The future of Skipton as a destination town
PUBLISHED: 00:00 15 January 2019
Joan Russell Photography
How do you make a great town even greater? Skipton thinks it has the answer
Great towns don’t just come out of nowhere. They don’t fall out of a box like flat-pack furniture in need of an Allen key. Instead, they are painstakingly crafted over time, the work of many hands, each honing and developing a particular area until the whole is greater than the sum of its many and varied parts.
Skipton in North Yorkshire is a case in point. This great town, listed as one of the Sunday Times best places to live in 2018, has won numerous plaudits and accolades over the years as the result of a lot of hard work by a lot of people.
Local residents and businesses haven’t just sat back and waited for good things to happen, they’ve rolled up their sleeves and set about making their town the best it can be.
Among the many ‘good things’ they’ve created are the annual Skipton Waterway Festival, which brings life, colour and delightful chaos to the Leeds-Liverpool Canal over the May Bank Holiday weekend; Sheep Day, which celebrates its heritage as a recognised ‘Sheep Town’ (alongside Masham in North Yorkshire) with all sorts of baa-rilliant ovine-related fun; Skipton International Puppet Festival, a biennial celebration (back on October 4th-6th this year) that attracts performers and fans from across the world; and Skipton Market, named Best Small Outdoor Market in last year’s Great British Market Awards and, at the time of going to press, still in the running for this year’s prestigious Britain’s Favourite Market title.
Many of the town’s key events and attributes have been funded or supported by Skipton BID (Business Improvement District), which has been working hard to keep spirits up and crime low for the last 10 years, investing £1.5million in everything from CCTV and Skipton in Bloom to town ambassadors and the big Christmas lights switch-on.
Local people are voting this month on whether to give the BID team another five-year term that could result in a further £800,000 investment in Skipton’s future. If approved, its three key objectives will be to maintain and enhance the town’s position as a tourist destination through the Visit Skipton brand; provide a toolbox of services for businesses, including training, data and security; and invest in further improvements in the general attractiveness and cleanliness of the area.

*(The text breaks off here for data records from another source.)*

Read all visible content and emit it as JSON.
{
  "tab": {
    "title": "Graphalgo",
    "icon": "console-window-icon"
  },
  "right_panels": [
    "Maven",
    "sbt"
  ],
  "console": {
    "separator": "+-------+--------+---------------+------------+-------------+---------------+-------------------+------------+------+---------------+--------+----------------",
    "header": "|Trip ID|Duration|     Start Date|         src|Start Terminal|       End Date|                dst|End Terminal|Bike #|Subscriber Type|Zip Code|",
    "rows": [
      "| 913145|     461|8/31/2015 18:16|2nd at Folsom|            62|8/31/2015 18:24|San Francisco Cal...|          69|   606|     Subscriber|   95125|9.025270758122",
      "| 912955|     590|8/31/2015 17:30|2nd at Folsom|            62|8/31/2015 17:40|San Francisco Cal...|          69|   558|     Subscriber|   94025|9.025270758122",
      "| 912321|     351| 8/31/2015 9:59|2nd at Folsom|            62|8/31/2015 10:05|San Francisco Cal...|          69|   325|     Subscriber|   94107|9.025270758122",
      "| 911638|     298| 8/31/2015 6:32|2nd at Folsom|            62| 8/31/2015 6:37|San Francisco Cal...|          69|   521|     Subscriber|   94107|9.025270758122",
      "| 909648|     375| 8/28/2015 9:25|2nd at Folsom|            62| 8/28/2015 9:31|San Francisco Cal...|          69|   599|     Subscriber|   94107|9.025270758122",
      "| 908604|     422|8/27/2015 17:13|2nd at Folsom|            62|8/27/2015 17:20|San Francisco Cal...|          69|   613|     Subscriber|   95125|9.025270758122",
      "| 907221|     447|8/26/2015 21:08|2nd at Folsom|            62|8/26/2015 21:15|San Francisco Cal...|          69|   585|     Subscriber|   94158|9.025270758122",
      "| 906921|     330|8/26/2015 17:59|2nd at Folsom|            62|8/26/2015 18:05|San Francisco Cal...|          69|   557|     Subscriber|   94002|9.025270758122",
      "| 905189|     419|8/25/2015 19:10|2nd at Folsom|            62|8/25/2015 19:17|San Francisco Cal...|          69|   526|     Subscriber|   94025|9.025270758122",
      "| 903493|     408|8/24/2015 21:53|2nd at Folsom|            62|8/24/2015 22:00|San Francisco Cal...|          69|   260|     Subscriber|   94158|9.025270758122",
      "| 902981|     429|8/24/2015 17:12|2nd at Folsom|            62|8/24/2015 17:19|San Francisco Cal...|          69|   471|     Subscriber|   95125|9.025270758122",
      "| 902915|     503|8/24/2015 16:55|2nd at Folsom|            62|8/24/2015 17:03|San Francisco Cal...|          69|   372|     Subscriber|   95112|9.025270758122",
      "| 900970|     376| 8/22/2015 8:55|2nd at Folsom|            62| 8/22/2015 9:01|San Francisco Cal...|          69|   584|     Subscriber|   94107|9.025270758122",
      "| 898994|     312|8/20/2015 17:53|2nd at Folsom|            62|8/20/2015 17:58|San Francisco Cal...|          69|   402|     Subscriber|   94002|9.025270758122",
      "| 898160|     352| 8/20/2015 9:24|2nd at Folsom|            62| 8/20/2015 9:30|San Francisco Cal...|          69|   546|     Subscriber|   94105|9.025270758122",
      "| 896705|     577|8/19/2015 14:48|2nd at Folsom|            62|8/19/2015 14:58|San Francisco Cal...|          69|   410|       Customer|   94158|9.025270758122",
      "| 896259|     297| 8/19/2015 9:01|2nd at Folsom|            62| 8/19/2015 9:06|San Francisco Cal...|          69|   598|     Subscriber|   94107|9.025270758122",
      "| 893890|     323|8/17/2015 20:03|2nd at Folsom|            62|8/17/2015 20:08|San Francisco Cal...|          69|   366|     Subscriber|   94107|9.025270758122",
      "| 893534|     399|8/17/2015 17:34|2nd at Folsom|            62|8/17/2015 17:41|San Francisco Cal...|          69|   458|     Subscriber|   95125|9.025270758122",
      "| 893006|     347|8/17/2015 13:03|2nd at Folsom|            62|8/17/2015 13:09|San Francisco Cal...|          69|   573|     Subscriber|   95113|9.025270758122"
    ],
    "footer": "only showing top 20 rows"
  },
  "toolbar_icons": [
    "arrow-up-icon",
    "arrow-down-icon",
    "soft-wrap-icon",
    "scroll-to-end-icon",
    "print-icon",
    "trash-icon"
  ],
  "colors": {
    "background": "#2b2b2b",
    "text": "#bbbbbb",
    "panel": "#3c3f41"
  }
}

The BID will also look at making Sheep Day into a week-long festival to coincide with the 10th anniversary of Flock to Skipton in 2010, under the catchy banner: Flock Back to Skipton.
‘We add a huge amount to the vitality of the town but the benefits are not always obvious,’ said BID manager Geraldine Thompson. ‘By helping to make it an attractive place to visit, we’re not just bringing in tourists to spend money on gifts, food and accommodation, we’re encouraging people to move here to live, to work, to invest and to create jobs – all of which helps to protect our future economy.’
The town’s biggest employer, Skipton Building Society, is supporting the BID’s five-year plan along with the town council, Skipton Chamber of Trade & Commerce and numerous businesses and festivals.
‘A thriving town is of huge benefit to our employees and to our business in general,’ said SBS chief executive David Cutter. ‘The combined investment of all levy payers (who help fund the BID) is vital to Skipton and makes a real difference.’
Other towns and cities across Yorkshire have set up, or are in the process of setting up, their own BID schemes, but Skipton was one of the first when it launched in 2009, funded by a levy on businesses in the area based on their rateable values and the sector they trade in.
Andrew Mear, a local landlord, a founder member of the BID and its current chairman, likens the scheme to crowdfunding: ‘The term BID can seem a bit like jargon, but basically it’s like we are crowdfunding events and projects that support Skipton.
‘People have to see the bigger picture. It’s easy to take the view that the levy could usefully remain in the pocket of your business and, anyway, what can you do with, say, £100? But imagine what a difference five hundred times £100 could make if spent in a way to benefit the whole town.’
One of the BID’s most high-profile supporters is Sebastian Fattorini, whose family has owned Skipton Castle since 1956. He was involved in setting up the scheme and, a decade later, is still an emphatic ‘yes’ voter.
His family might have ‘only’ been at the castle for 62 years but they have been deeply embedded in the town’s commercial fabric since setting up a jewellery business in the high street in 1827.
‘Prior to the BID, it was the same small group of people who promoted and supported events in Skipton,’ he said. ‘What the BID did was to increase resources so that events could be bigger and better and Skipton promoted as a destination.
‘The future of a vibrant town is a destination town. Skipton is a destination town. It has much to offer from the woods, market, canal, castle and museum to its attractive high street shops, cafes and restaurants, all set against the backdrop of the Yorkshire Dales.’
It sounds so good, you almost wonder why anyone lives anywhere else.